Rahul Bajaj, Chairman Bajaj Auto
Bajaj Auto’s performance in fiscal 2018 could have been much better had it not been for declining motorcycle sales in the domestic market, chairman Rahul Bajaj
wrote in a letter to shareholders in the company’s 11th annual report.
“This was not on account of the market as a whole, nor due to an overall lack of demand for all types and makes of motorcycles. Indeed, fiscal 2018 saw domestic sales of motorcycles grow by 13.7 per cent in volume,” wrote Bajaj, while expressing his concern.
However, the company continued doing well in the entry-level segment with its CT 100, Platina, and Discover 100 and 110, as well as in the sports and ‘super-sports’ segments with its Pulsars, Avengers, the Dominar 400 and the KTMs.
“We could not perform adequately in the large ‘commuter’ segment and sold less than what was expected,” he wrote, adding that “hopefully, this gap will be taken care of in the next couple of years through existing and new products”.
Bajaj’s remarks come amid the company’s steadily declining market share and ceding ground to Hero MotoCorp
Honda, the third player, was only a few thousand units behind Pune-headquartered Bajaj Auto
last year.
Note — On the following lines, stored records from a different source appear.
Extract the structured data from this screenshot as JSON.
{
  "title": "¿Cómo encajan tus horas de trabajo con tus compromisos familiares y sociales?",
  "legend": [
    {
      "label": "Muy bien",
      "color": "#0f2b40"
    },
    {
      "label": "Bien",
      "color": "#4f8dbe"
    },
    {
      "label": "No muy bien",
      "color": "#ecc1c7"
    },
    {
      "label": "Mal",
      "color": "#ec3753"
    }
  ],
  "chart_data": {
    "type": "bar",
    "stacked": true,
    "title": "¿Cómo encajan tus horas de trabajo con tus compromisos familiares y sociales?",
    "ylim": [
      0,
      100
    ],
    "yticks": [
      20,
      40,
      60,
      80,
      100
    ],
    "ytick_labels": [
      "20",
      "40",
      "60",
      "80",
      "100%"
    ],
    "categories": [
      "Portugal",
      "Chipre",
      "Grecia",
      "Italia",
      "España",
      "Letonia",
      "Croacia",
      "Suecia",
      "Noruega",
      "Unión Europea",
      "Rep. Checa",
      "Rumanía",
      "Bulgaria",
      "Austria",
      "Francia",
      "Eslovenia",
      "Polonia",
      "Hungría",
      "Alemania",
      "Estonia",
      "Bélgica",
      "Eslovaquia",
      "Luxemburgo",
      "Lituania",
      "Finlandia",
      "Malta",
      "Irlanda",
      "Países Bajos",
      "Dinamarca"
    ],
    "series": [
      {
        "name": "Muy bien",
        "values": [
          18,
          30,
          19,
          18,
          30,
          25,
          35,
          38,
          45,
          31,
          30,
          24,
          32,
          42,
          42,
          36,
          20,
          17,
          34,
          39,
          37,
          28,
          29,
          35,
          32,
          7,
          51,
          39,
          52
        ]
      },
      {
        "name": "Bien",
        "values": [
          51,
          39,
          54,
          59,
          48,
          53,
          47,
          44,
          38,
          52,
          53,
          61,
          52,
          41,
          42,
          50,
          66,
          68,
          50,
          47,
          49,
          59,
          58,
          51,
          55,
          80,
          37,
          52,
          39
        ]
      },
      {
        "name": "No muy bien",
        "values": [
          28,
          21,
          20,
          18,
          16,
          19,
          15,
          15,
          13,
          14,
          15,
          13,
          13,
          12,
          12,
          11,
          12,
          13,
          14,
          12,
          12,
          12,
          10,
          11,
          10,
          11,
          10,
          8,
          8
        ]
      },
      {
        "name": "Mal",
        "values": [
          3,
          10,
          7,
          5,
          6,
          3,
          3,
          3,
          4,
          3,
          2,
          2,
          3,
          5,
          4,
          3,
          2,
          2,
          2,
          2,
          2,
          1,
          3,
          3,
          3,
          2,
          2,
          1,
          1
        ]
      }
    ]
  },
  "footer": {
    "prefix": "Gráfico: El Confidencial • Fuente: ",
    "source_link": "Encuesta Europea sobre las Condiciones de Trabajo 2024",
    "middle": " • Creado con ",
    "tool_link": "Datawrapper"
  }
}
In a year when most motorcycle makers saw sales and market share grow as compared to the last, Pulsar and Discover maker’s share in the segment declined to 15.65 per cent from 18.04 per cent, the lowest in several years. Its volumes also dipped 1.3 per cent to 1,974,577 units from a year ago. The 13 per cent growth in the overall domestic sales was the fastest in seven years.
As part of the plan to strengthen its presence in the commuter segment, which accounts for bulk of the total market, Bajaj will introduce more attractive models and sub-models to compete at the lower end of the price chain in the commuter segment.
Simultaneously, it will leverage the popularity of the Pulsar brand to focus on the top end as well. “It is clear that a ‘breakout’ moment has arrived for the company and it will compete as never before in this large segment,” the company said. Meanwhile, Bajaj expressed satisfaction over company’s exports performance and three-wheeler business, particularly in the goods carrier space, where it is a relatively new entrant.
Motorcycle exports grew 14.5 per cent to 1.39 million, while commercial vehicle exports increased by 39 per cent to over 267,000 units. In FY18, exports fetched $1.36 billion in revenues, up by over 25 per cent from last year.